# Overbar notation for negation

There are many ways we can write down negatives (or more general “negations”). The
most common way is to prefix terms with a “minus sign”, like
$-5$
for the negative of
$5$,
but I think minus signs are too cumbersome and
confusing. On this page, I’ll explain why I instead prefer to draw a
line/bar *along the top* of a term (which I pronounce as
“negative”, rather than “minus” or “bar”).

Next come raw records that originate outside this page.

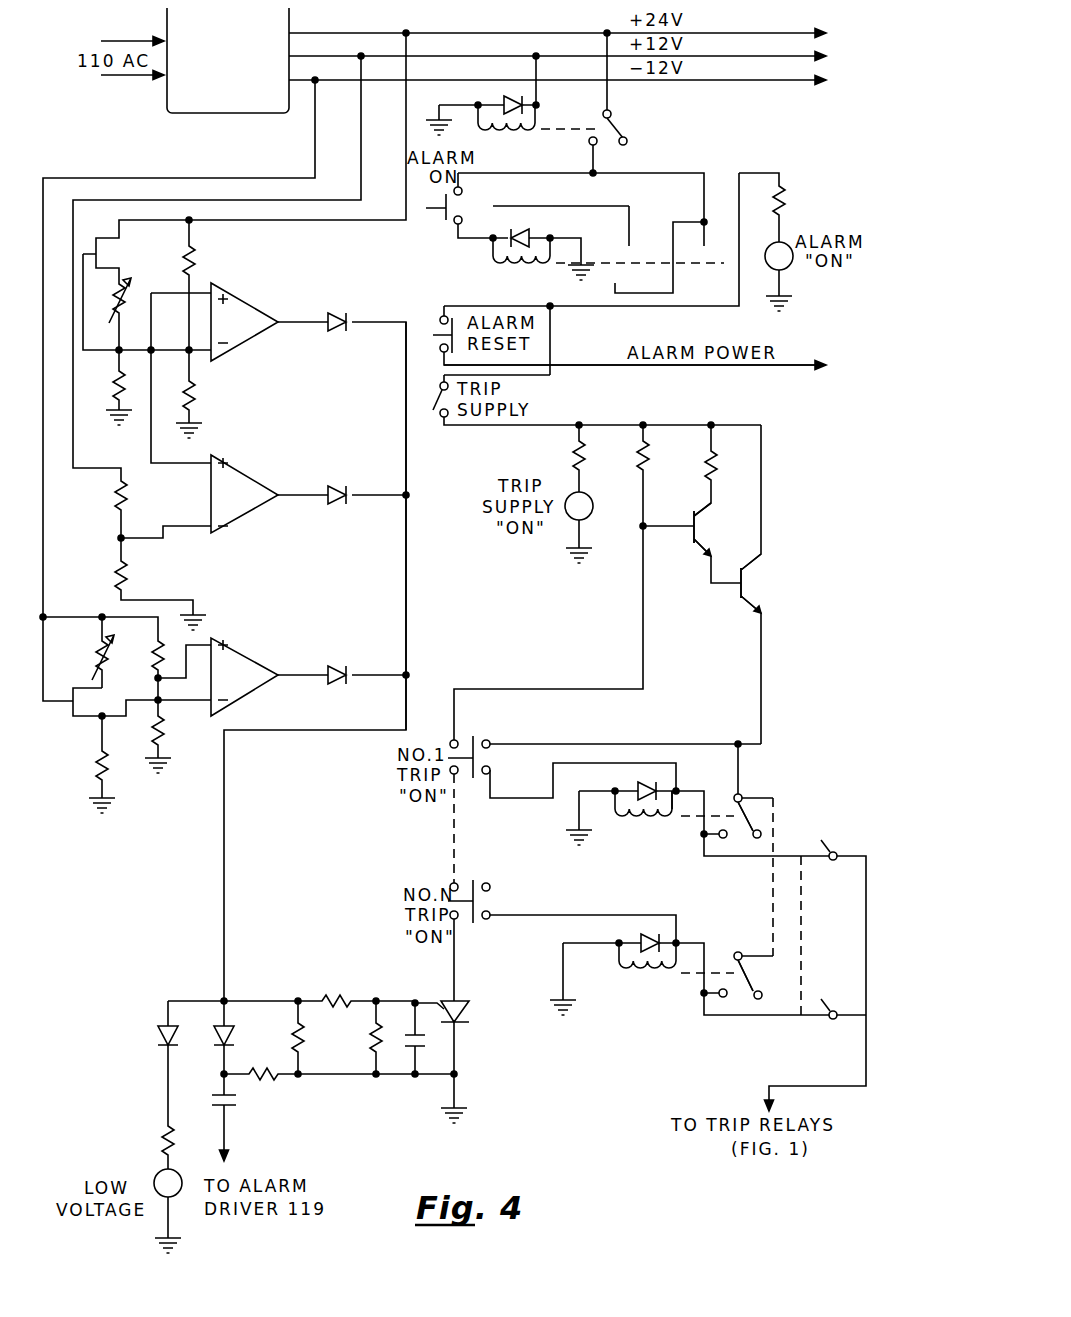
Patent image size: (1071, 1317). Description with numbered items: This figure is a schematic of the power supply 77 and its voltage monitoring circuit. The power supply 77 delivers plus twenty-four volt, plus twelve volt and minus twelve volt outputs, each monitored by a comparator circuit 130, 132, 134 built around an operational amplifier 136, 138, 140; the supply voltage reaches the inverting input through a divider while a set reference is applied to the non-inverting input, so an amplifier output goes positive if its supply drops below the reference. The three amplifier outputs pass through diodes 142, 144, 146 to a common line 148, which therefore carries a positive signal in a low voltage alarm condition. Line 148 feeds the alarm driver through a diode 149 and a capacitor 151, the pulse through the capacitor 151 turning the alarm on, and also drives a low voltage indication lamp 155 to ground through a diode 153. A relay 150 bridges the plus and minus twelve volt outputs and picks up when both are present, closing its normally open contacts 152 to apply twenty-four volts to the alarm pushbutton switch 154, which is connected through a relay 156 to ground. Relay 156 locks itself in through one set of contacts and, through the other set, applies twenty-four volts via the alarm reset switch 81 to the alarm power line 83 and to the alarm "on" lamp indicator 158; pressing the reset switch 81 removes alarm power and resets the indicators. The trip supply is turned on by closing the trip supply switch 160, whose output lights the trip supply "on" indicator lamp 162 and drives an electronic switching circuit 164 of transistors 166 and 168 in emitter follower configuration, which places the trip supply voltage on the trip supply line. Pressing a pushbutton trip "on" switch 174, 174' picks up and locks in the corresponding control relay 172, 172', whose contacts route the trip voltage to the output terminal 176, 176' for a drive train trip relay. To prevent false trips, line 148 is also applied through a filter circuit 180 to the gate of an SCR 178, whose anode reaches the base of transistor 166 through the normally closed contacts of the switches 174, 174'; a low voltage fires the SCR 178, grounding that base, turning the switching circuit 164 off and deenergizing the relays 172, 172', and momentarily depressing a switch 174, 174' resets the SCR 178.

The power supply 77 is at (290, 18).
The alarm reset switch 81 is at (438, 322).
The alarm power line 83 is at (568, 366).
The comparator circuit 130 is at (167, 266).
The comparator circuit 132 is at (184, 502).
The comparator circuit 134 is at (149, 671).
The operational amplifier 136 is at (240, 310).
The operational amplifier 138 is at (240, 492).
The operational amplifier 140 is at (252, 670).
The diode 142 is at (340, 312).
The diode 144 is at (340, 487).
The diode 146 is at (340, 667).
The common line 148 is at (405, 590).
The diode 149 is at (216, 1035).
The relay 150 is at (484, 135).
The capacitor 151 is at (236, 1103).
The normally open contacts 152 is at (618, 134).
The diode 153 is at (158, 1032).
The alarm pushbutton switch 154 is at (443, 222).
The low voltage indication lamp 155 is at (158, 1176).
The relay 156 is at (492, 268).
The alarm "on" lamp indicator 158 is at (788, 246).
The trip supply switch 160 is at (432, 414).
The trip supply "on" indicator lamp 162 is at (590, 500).
The electronic switching circuit 164 is at (692, 505).
The transistor 166 is at (690, 536).
The transistor 168 is at (736, 598).
The control relay 172 is at (637, 816).
The control relay 172' is at (644, 968).
The pushbutton trip "on" switch 174 is at (453, 744).
The pushbutton trip "on" switch 174' is at (452, 888).
The output terminal 176 is at (778, 827).
The output terminal 176' is at (778, 1002).
The SCR 178 is at (458, 1017).
The filter circuit 180 is at (353, 1047).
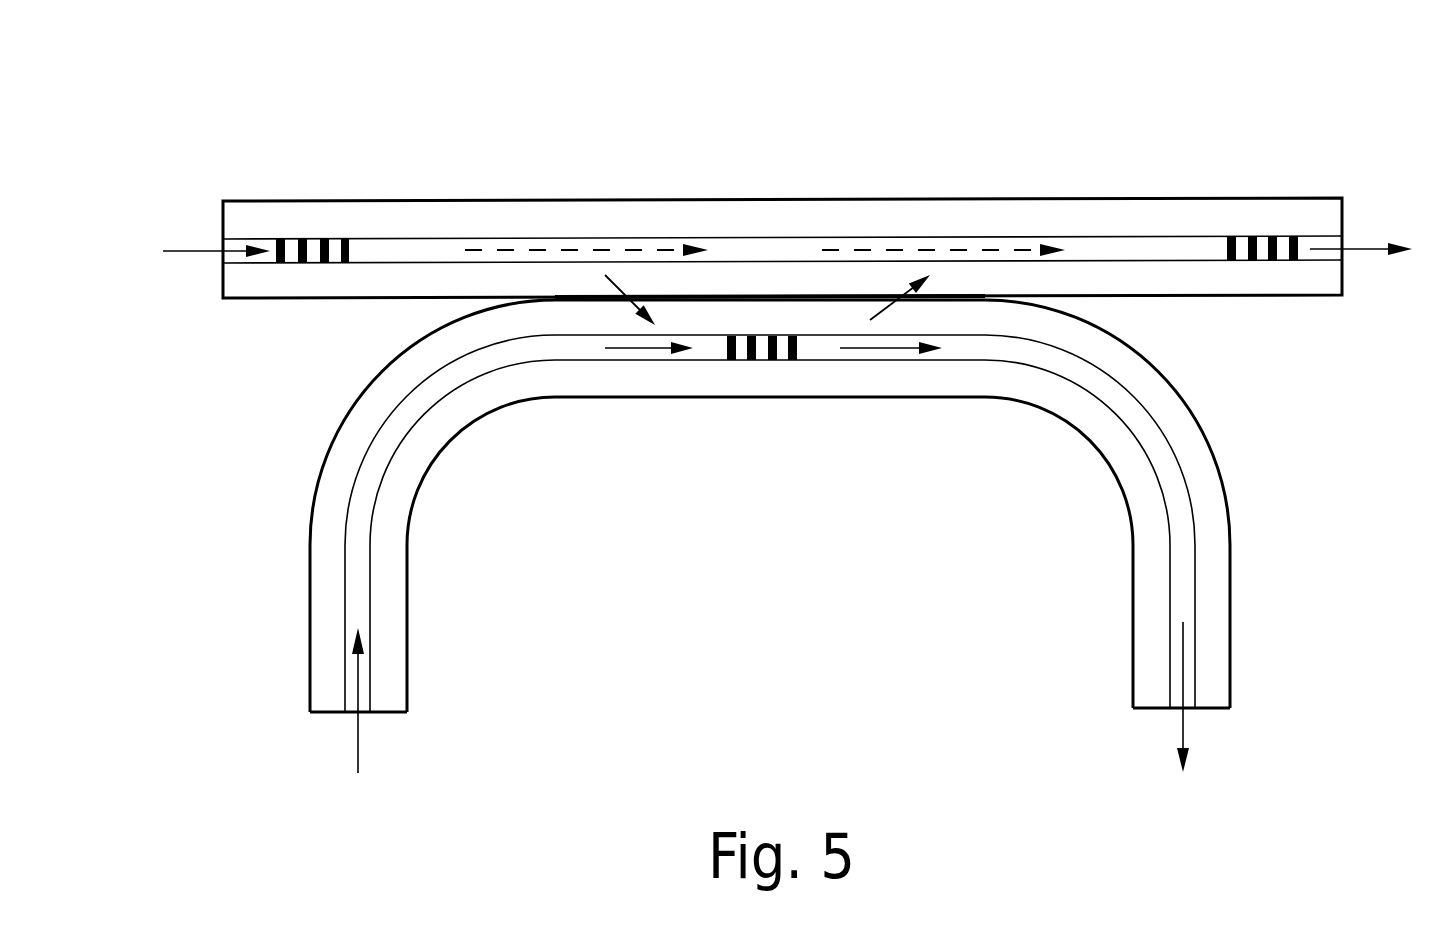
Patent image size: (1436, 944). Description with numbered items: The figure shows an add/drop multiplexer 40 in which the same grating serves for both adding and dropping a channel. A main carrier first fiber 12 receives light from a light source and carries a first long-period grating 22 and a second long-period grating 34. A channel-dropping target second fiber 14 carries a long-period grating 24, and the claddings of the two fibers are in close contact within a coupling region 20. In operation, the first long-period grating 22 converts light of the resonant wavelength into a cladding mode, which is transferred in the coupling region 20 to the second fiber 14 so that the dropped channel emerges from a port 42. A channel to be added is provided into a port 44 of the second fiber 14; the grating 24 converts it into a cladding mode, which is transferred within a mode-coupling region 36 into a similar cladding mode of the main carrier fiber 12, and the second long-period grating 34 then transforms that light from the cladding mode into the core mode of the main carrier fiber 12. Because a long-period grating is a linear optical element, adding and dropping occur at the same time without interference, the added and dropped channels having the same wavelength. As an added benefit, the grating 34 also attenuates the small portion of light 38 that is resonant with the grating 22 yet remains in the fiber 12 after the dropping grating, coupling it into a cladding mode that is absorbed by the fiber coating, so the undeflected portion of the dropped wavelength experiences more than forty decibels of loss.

The add/drop multiplexer 40 is at (229, 60).
The main carrier first fiber 12 is at (713, 199).
The coupling region 20 is at (943, 299).
The first long-period grating 22 is at (312, 243).
The second long-period grating 34 is at (1240, 243).
The small portion of light 38 is at (890, 250).
The mode-coupling region 36 is at (590, 299).
The channel-dropping target second fiber 14 is at (1065, 435).
The long-period grating 24 is at (762, 362).
The port 44 is at (367, 715).
The port 42 is at (1173, 710).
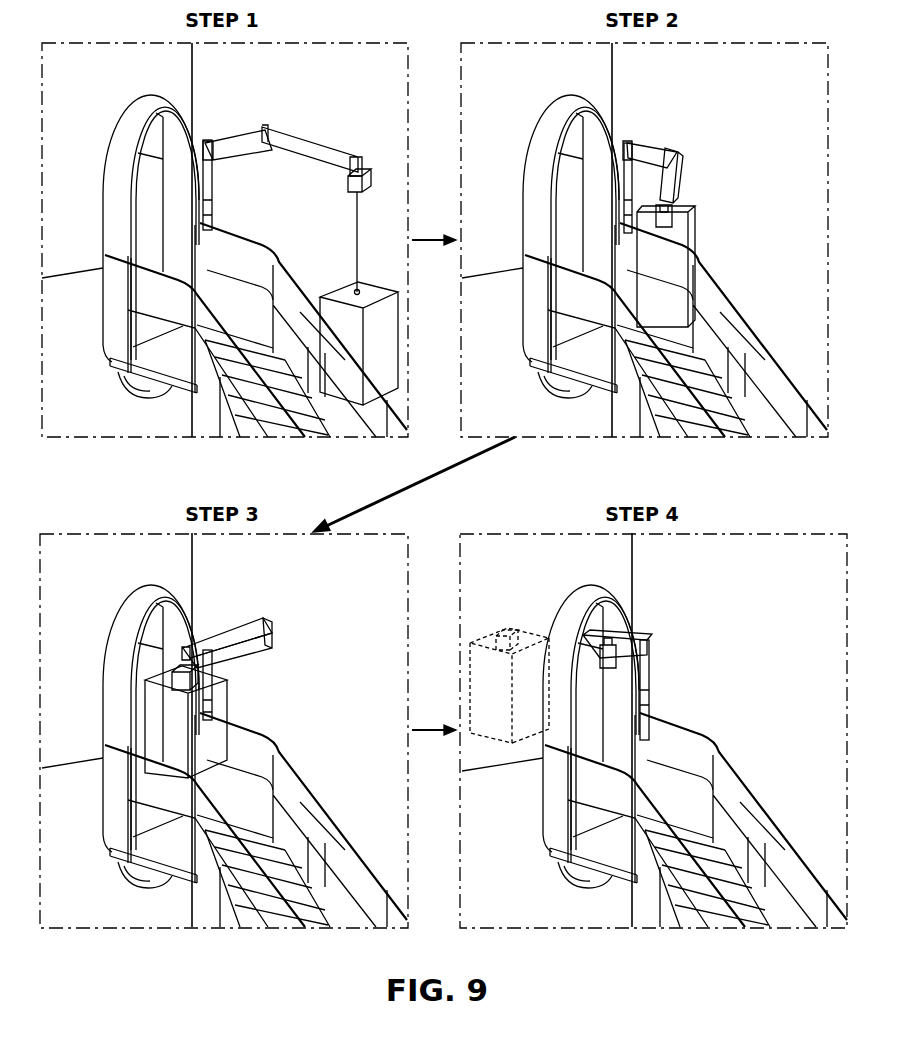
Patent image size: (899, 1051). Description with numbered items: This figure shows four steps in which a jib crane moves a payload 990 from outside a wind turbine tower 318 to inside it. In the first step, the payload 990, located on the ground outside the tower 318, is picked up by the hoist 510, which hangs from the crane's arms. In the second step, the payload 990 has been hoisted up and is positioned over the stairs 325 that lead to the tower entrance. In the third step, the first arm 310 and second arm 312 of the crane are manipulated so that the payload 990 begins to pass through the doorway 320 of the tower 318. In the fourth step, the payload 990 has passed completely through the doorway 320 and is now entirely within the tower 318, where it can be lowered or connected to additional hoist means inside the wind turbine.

The first arm 310 is at (296, 133).
The second arm 312 is at (237, 138).
The tower 318 is at (74, 99).
The doorway 320 is at (125, 157).
The stairs 325 is at (283, 398).
The hoist 510 is at (347, 182).
The payload 990 is at (339, 313).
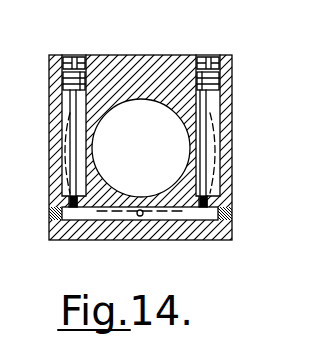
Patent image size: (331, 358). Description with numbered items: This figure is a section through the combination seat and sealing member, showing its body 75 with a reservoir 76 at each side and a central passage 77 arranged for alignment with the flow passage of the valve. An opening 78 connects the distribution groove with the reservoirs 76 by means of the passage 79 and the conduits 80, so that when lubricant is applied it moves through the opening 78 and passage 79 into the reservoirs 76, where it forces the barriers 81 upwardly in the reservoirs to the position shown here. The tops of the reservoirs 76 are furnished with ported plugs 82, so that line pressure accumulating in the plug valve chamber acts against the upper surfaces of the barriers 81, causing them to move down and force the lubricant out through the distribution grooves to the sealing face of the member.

In fact, any notation which affects the *entire length* of a
term will have these advantages; for example we could write in a
different colour. I just find overbars the most convenient (e.g. they
don’t require swapping pens)!

Here are some examples of this notation:

- The negative of the number $5$ can be written $\overline{5}$
- The negative of a variable $x$ can be written $\overline{x}$
- The negative of a sum $p+43$ can be written $\overline{p+43}$

Note that this bar notation is not original. Negatives are an “additive inverse”, and it is quite common to indicate other sorts of “inverse” with an overbar, for example:

- Negative digits, when writing numbers in a signed or balanced base.
- Negation of a logical or boolean expression.
- Conjugation of a (hyper)complex number (negating its “imaginary” parts)
- The complement (opposite/negation) of a set

## Readability and aesthetics: long and short bars

Consider a long expression like this:

$x(2+\overline{123.45+\frac{42{y}^{2}}{7}}+96)$The bar clearly shows which parts are negative, without needing more parentheses; although we can add them if desired (in fact, grouping used to be written with such overlines; before parentheses became common!).

For comparison, using minus signs would give this:

$x(2+\left(\left(-,(123.45+\frac{42{y}^{2}}{7})\right)\right)+96)$Even if we don’t like such long bars, we could instead multiply by
$\overline{1}$
and *still* require fewer parentheses than using a minus
sign!

See the page on negatives for more discussion about $\overline{1}$.

## Alignment and spacing

Adding bars doesn’t add any horizontal space, which makes it easier to align things. For example, here’s a small times-table written using bar notation. The contents of each cell is an independent MathML expression: no attempt has been made to align them, yet they manage to look pretty clear.

$\times $ | $\overline{2}$ | $\overline{1}$ | $0$ | $1$ | $2$ |
---|---|---|---|---|---|

$\overline{2}$ | $4$ | $2$ | $0$ | $\overline{2}$ | $\overline{4}$ |

$\overline{1}$ | $2$ | $1$ | $0$ | $\overline{1}$ | $\overline{2}$ |

$0$ | $0$ | $0$ | $0$ | $0$ | $0$ |

$1$ | $\overline{2}$ | $\overline{1}$ | $0$ | $1$ | $2$ |

$2$ | $\overline{4}$ | $\overline{2}$ | $0$ | $2$ | $4$ |

Bars add a *little* vertical space to an expression, which
causes a little wiggling; but only due to the *thickness* of the
line (and some separation). In comparison, minus signs extend an
expression horizontally by the *entire length* of the line (plus
some separation). Here’s the same table using minus signs, and the
wiggling between cells is much more pronounced!

$\times $ | $-2$ | $-1$ | $0$ | $1$ | $2$ |
---|---|---|---|---|---|

$-2$ | $4$ | $2$ | $0$ | $-2$ | $-4$ |

$-1$ | $2$ | $1$ | $0$ | $-1$ | $-2$ |

$0$ | $0$ | $0$ | $0$ | $0$ | $0$ |

$1$ | $-2$ | $-1$ | $0$ | $1$ | $2$ |

$2$ | $-4$ | $-2$ | $0$ | $2$ | $4$ |

This seems like a minor quibble, but grids of numbers/expressions are used all over the place: spreadsheets, long addition/multiplication, matrices, etc. When things line-up, we can skim them quickly and spot discrepencies; when they don’t, we must expend mental effort to keep track of items individually.

### Negative digits

Thanks to the place-value system we use to write them, *numbers
themselves* can be thought of as a grid of digits. Negative numbers
are thus made of negative digits,
which can make arithmetic simpler and more uniform. This is natural to
express with overbar notation, but awkward and ambiguous using minus
signs.

## Known Conflicts

Bar notation is also used for things which have nothing to do with negatives, which makes for unfortunate clashes. Here are some I’m aware of:

**Please suggest more clashes!**

### Repeating Decimals

Bars are sometimes used for repeating decimals, e.g. $1.\overline{23}$ to represent $1.23232323\dots $. Since this varies between countries, it can be avoided in favour of a different notation.

### p-adic Numbers

p-adic numbers have the same conflict as repeating decimals, except going to the left instead of right. If we pick one of the other common notations for repeating decimals, we should also use it for p-adic numbers, for consistency.